Georgia Gov. Brian KempBrian KempThe Hill’s Morning Report – Presented by Facebook – Trump goes further again; no deal on COVID-19 package Overnight health care: First Chamber leaves until September without coronavirus relief deal | American records deadliest day of summer | Georgia’s governor launches Atlanta’s mask mandate Georgia’s governor drops lawsuit over Atlanta’s masked mandate MAYThe (R) administration, meanwhile, said it was evaluating whether the federal guidance should be included in its own rescheduling plans.

“We’ve had some superintendents ask where the administration is on this issue,” Kemp spokeswoman Candice Broce said. “We’re in submission mode.”

“It essentially means if we’re exposed and we know we can be potentially positive, we still have to get to school and at that point we might be carriers and distributors,” said Hillary Buckner, who teaches Spanish to the Chuckey. Doak High School in Afton, Tenn., Told the AP.

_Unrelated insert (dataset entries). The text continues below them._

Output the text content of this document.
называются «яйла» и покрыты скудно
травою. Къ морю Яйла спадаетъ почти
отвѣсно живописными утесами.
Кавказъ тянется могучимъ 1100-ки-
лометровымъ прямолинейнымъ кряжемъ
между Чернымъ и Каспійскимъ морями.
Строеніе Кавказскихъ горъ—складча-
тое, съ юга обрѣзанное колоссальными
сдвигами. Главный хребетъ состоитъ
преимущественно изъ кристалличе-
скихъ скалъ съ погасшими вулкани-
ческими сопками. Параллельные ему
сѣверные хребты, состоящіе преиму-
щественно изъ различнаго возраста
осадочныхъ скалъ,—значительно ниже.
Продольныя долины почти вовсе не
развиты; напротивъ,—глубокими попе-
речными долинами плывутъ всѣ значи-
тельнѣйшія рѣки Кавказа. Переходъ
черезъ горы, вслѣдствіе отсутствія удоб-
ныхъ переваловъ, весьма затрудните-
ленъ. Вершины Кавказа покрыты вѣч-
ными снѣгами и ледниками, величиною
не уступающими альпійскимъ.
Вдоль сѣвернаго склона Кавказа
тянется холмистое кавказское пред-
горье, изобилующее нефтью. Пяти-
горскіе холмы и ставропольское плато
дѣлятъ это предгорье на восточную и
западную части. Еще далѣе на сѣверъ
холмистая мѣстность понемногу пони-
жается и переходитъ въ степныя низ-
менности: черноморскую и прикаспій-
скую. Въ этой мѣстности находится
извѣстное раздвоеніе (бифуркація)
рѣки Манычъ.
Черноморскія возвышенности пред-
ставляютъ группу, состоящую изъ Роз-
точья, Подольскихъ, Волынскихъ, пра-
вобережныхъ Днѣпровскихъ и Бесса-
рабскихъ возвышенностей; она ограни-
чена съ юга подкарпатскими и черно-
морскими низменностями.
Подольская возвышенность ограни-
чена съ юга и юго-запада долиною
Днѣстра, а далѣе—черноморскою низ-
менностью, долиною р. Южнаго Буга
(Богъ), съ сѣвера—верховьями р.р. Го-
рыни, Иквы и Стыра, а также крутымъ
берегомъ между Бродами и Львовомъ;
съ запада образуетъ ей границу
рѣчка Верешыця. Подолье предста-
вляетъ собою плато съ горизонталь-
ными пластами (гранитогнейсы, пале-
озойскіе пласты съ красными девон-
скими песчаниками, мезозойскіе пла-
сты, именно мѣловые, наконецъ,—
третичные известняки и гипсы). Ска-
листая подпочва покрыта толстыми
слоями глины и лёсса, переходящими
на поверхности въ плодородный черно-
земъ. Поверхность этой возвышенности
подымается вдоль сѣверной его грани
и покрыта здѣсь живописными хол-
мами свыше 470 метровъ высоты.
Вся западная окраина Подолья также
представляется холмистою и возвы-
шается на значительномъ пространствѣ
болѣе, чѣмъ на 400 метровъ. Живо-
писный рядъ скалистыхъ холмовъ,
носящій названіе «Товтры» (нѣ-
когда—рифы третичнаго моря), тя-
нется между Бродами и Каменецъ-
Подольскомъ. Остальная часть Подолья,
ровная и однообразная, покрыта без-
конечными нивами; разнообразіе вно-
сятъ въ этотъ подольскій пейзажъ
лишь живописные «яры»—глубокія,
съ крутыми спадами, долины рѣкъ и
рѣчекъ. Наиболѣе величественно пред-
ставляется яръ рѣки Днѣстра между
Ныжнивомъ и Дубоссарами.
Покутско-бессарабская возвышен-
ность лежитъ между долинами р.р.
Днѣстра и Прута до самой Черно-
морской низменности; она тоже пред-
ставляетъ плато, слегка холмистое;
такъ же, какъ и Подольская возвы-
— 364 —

Buckner, secretary of the National Education Association’s branch, said the guidance put teachers in a position to potentially infect students with the new coronavirus. While data indicate that children are less vulnerable to adulthood than adults, public health officials have expressed concerns about them in turn passing them on to other adults.

AP data indicate that Georgia has the highest prevalence per capita of the virus. A handful of schools in both states have already reopened, only to close again after outbreaks. One such case involved a Georgian school where an image of a packed hall went viral. Nine people tested positive at North Paulding High School shortly after the photo was circulated.